Friday, August 24, 2007


Hope. It's a precious commodity in this city.

I have been thinking about hope a lot lately. Romans says that "hope does not disappoint us." A few chapters later, it says that we hope for what we can't see. That's what makes hope hope.

And so I'm hoping for Kolkata.

My team leader says Kolkata wears its brokenness openly. It is true. Whereas in other cities across the world, one might have to dig a little harder to find the brokenness, here it is painted across the canvas boldly. You meet the hurt right away; it's an instant introduction. But then, she said, you find the hope. Slowly. Certainly. You begin to see with new eyes, and you find that the cup of suffering is also the cup of joy.


  1. Hey Lara,
    The unknown surrounding your life in my mind has been a hard thing to face up to this week. I try to pray and than I realize I don't know what to pray for, what to pray against, who you're speaking to at this moment, living with in this week, what you need to be protected from or what you need to be brave and compassionate for, what you have to do day in and day out, or even how you're attepting to learn a language. So I cry and I tell God about all the things I don't know how to pray for and I trust that that in itself is a prayer and Christ is picking up the rest of the huge load of intercession I am not able to carry in his greater understanding and more perfect desires. I miss you dear sis. SOOOO much. Somehow missing you in India is not the same as missing you in Colorado or Arkansas.
    But as for hope, you are right on. I was reading CS Lewis' "Out of the Silent Planet" yesterday and thinking of you and India and mankind in general in his huge wounds, sin, waywardness, and foolishness. In comparing our world to another theoretical world that never fell Lewis somehow reminded me that the damage Satan was/is able to do on our earth, however serious and heartbreaking and "bent," is but a drop to be reckoned with in comparison to the ocean of our good Father and the righteous, justice, mercy, and love he intends for all of his creation. We are living in the time of the occupation of the Evil One, but even now Christ's kingdom is present and is also coming. You and I are ambassadors and soldiers in its establishment, and whatever happens to us, we are part of a much bigger plan that will not fail, the hope of Christ's unquestioned, unthwarted, undeniable rule over all the universe. This is a hope for us, for America, and for India, that will not dissapoint.
    I love you and will pray that you will not forget hope and that Christ will strengthen you for all the unknowns I don't know how to pray for.

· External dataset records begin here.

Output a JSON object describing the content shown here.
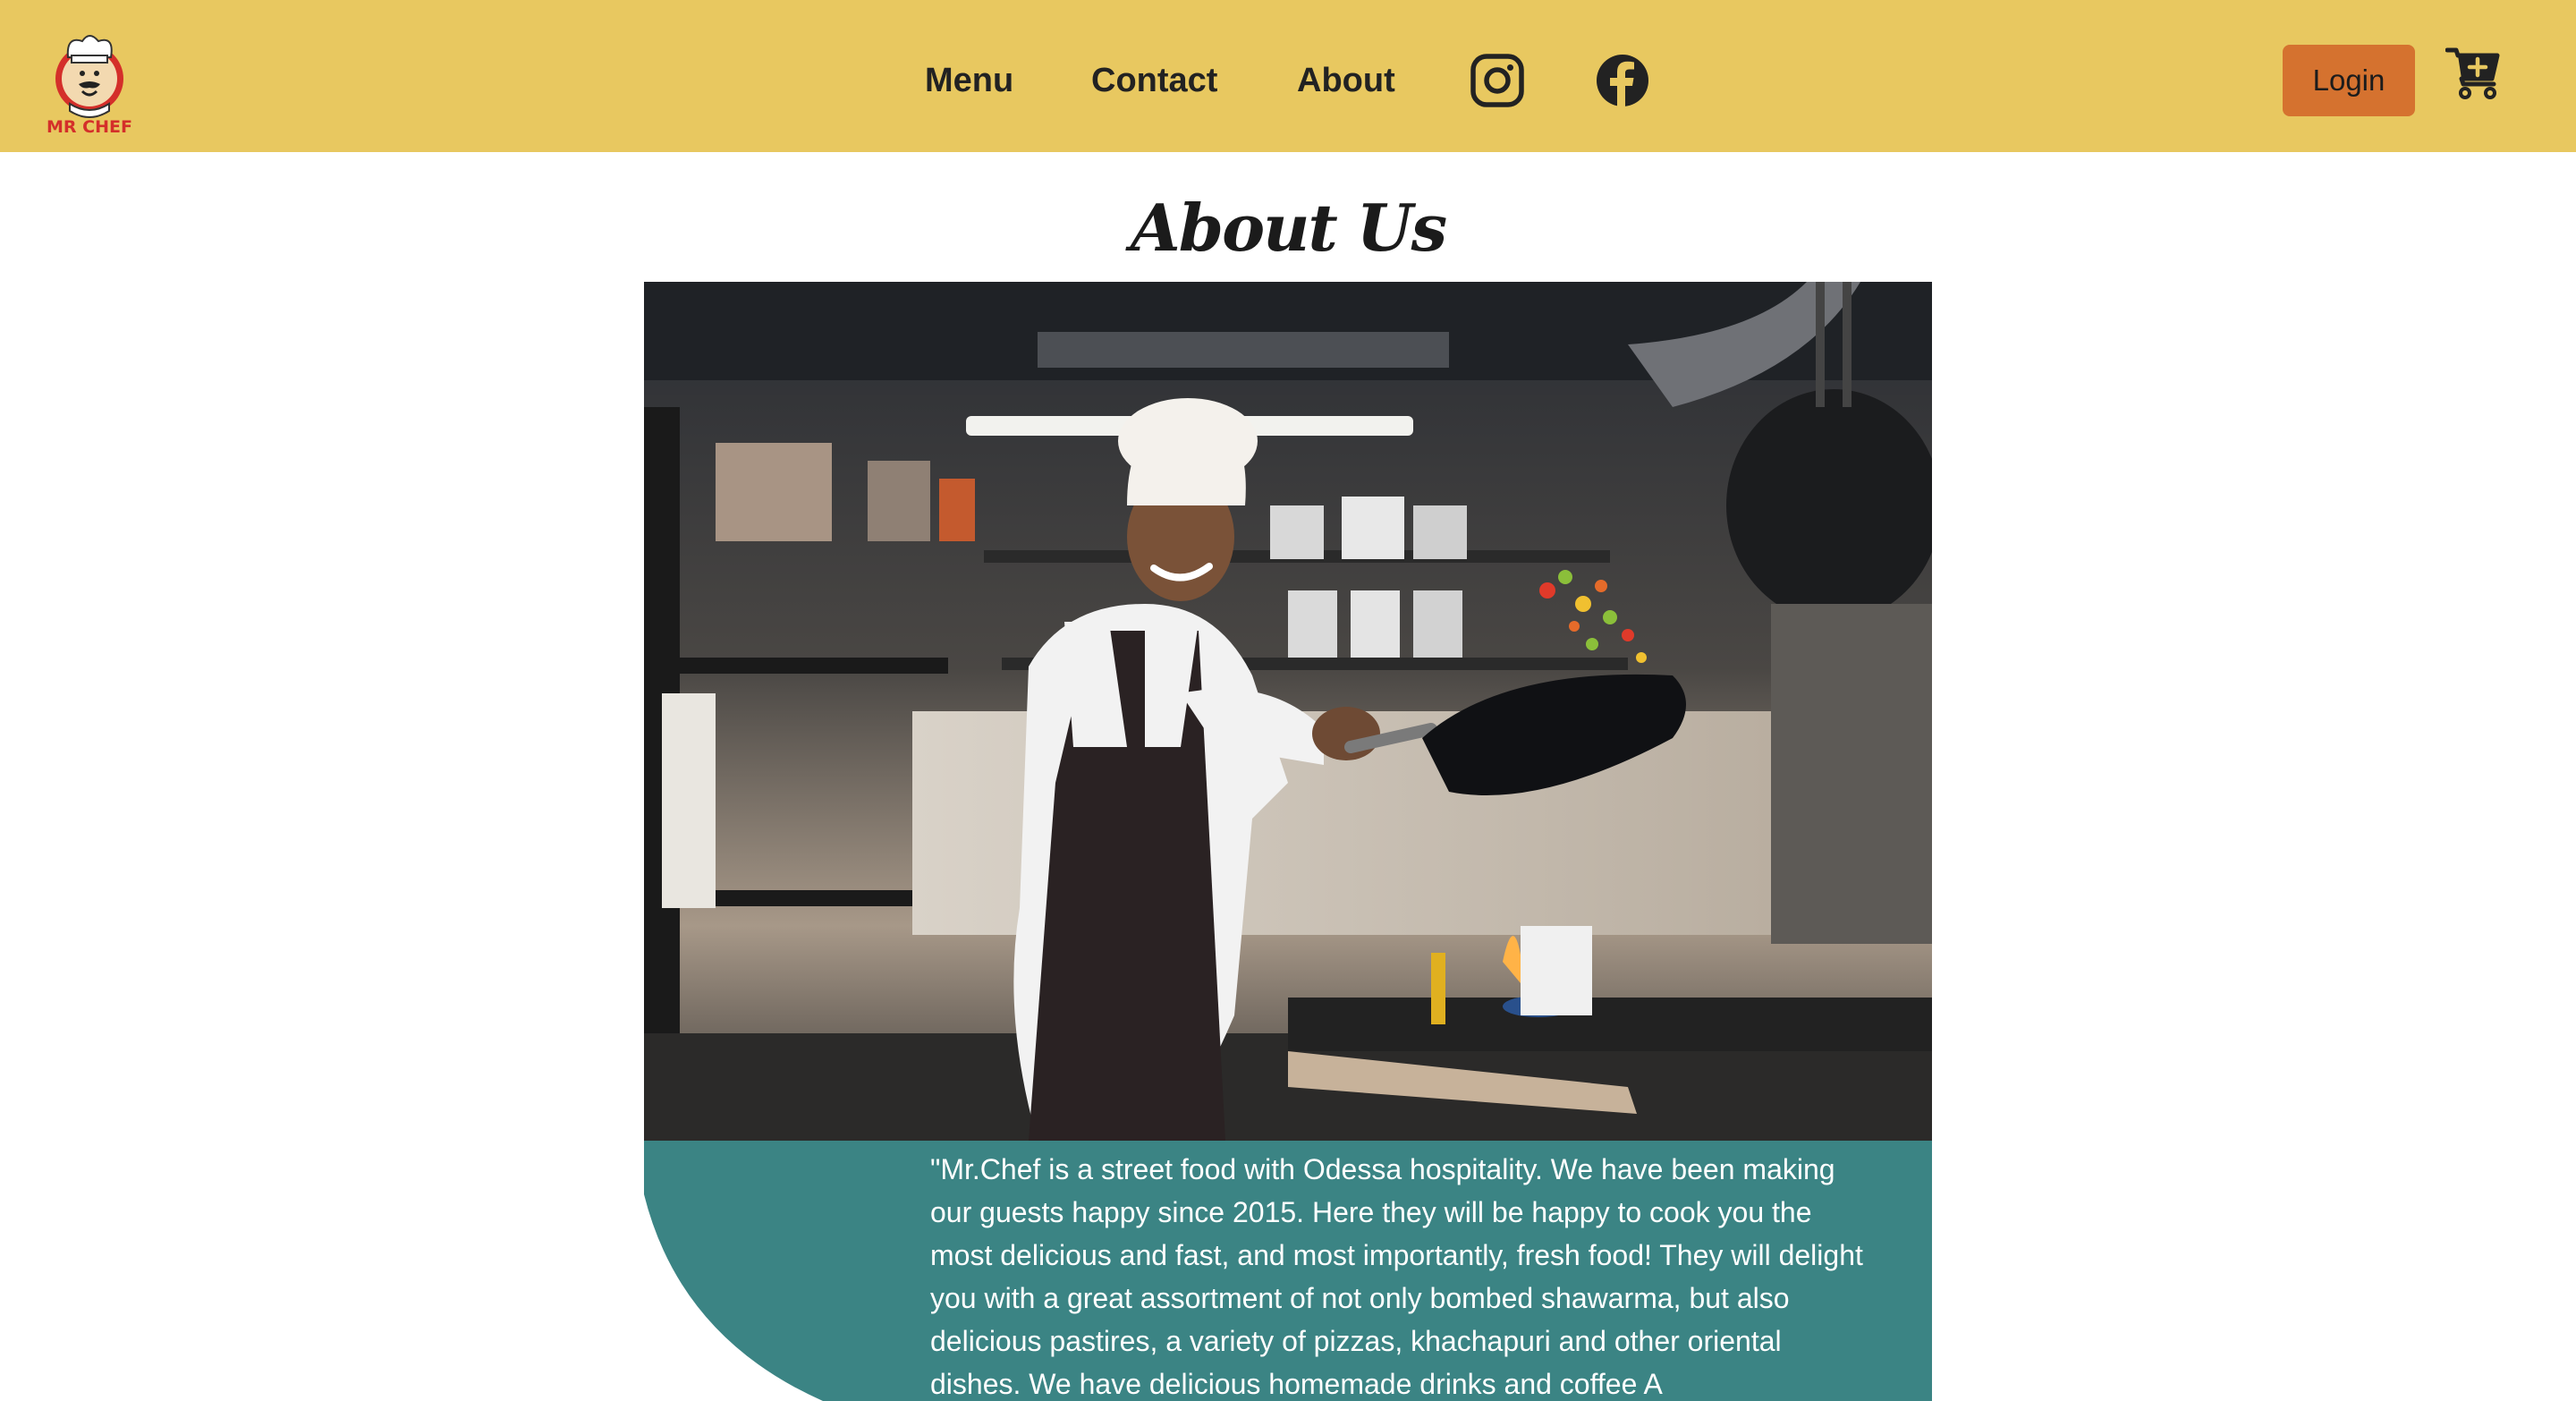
{
  "header": {
    "brand": "MR CHEF",
    "nav": {
      "menu": "Menu",
      "contact": "Contact",
      "about": "About"
    },
    "social": [
      "instagram-icon",
      "facebook-icon"
    ],
    "login_label": "Login",
    "cart_icon": "cart-plus-icon"
  },
  "main": {
    "title": "About Us",
    "image": "chef-tossing-vegetables-in-pan",
    "text": "\"Mr.Chef is a street food with Odessa hospitality. We have been making our guests happy since 2015. Here they will be happy to cook you the most delicious and fast, and most importantly, fresh food! They will delight you with a great assortment of not only bombed shawarma, but also delicious pastires, a variety of pizzas, khachapuri and other oriental dishes. We have delicious homemade drinks and coffee A"
  },
  "colors": {
    "header_bg": "#e8c860",
    "login_bg": "#d5722f",
    "teal": "#3b8484",
    "text_dark": "#222222"
  }
}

  2. Lara I love you so much. That post filled my heart with joy for what you are striving for in Kolkata. I miss you a lot and am also learning to have hope for my own students who are suffering in their home lives and having so many grown up struggles in their precious childhood years. I am so proud of you and I love reading your eloquent and thoughtful words.
    love love you. Pritz.

  3. Lara,
    I am currently reading The Divine Conspiracy, Rediscovering Our Hidden Life in God by Dallas Willard (a little trivia, he's originally from Buffalo, MO).
    As I began to read today, I thought of you. He writes: "Jesus' good news about the kingdom can be an effective guide for our lives only if we share his view of the world in which we live. To his eyes this is a God-bathed and God-permeated world. . . .It is a world in which God is continually at play and over which he constantly rejoices. Until our thoughts of God have found every visible thing and event glorious with his presence, the word of Jesus has not yet fully seized us."
    He then quotes Vladimir Nabokov from an article entitled "Beneficent".
    Willard writes: ". . .Nabokov writes of a moment of awakening in one of his characters who, watching an old woman of the streets drink a cup of coffee giver to her, 'became aware of the world's tenderness, the profound beneficence of all that surrounded me, the blissful bond between me and all of creation; and I realized that joy . . .breathed around me everywhere, in the speeding street sounds, in the hem of a comically lifted skirt, in the metallic yet tender drone of the wind, in the autumn clouds bloated with rain. I realized that the world does not represent a struggle at all, or a predaceous (predatory) sequence of chance events, but shimmering bliss, beneficent trepidation, a gift bestowed on us and unappreciated.'"
    I have felt like this on some too rare occasions. I pray that you will experience this much as you minister in all of that degradation.
    I pray for you each day, young one. Take care, and God bless.

  4. Oh, what a hard thing to comprehend. How does the cup of suffering turn to joy? I'm encountering a little bit of this in Parral, but you have to look for it. We live in a pretty nice neighborhood, but there are many places of brokenness. I keep wondering, "What is life like for this poor Tahamara Indian woman that's asking me for money? Who is Jesus to her? How can I be Jesus to her?"

    These are such hard questions, especially when I continously feel like my job demands all my thought, time, and resources. Rrgh.

    Keep struggling, friend. Remember the power of the Good News that we carry around in our hearts, minds, and bodies.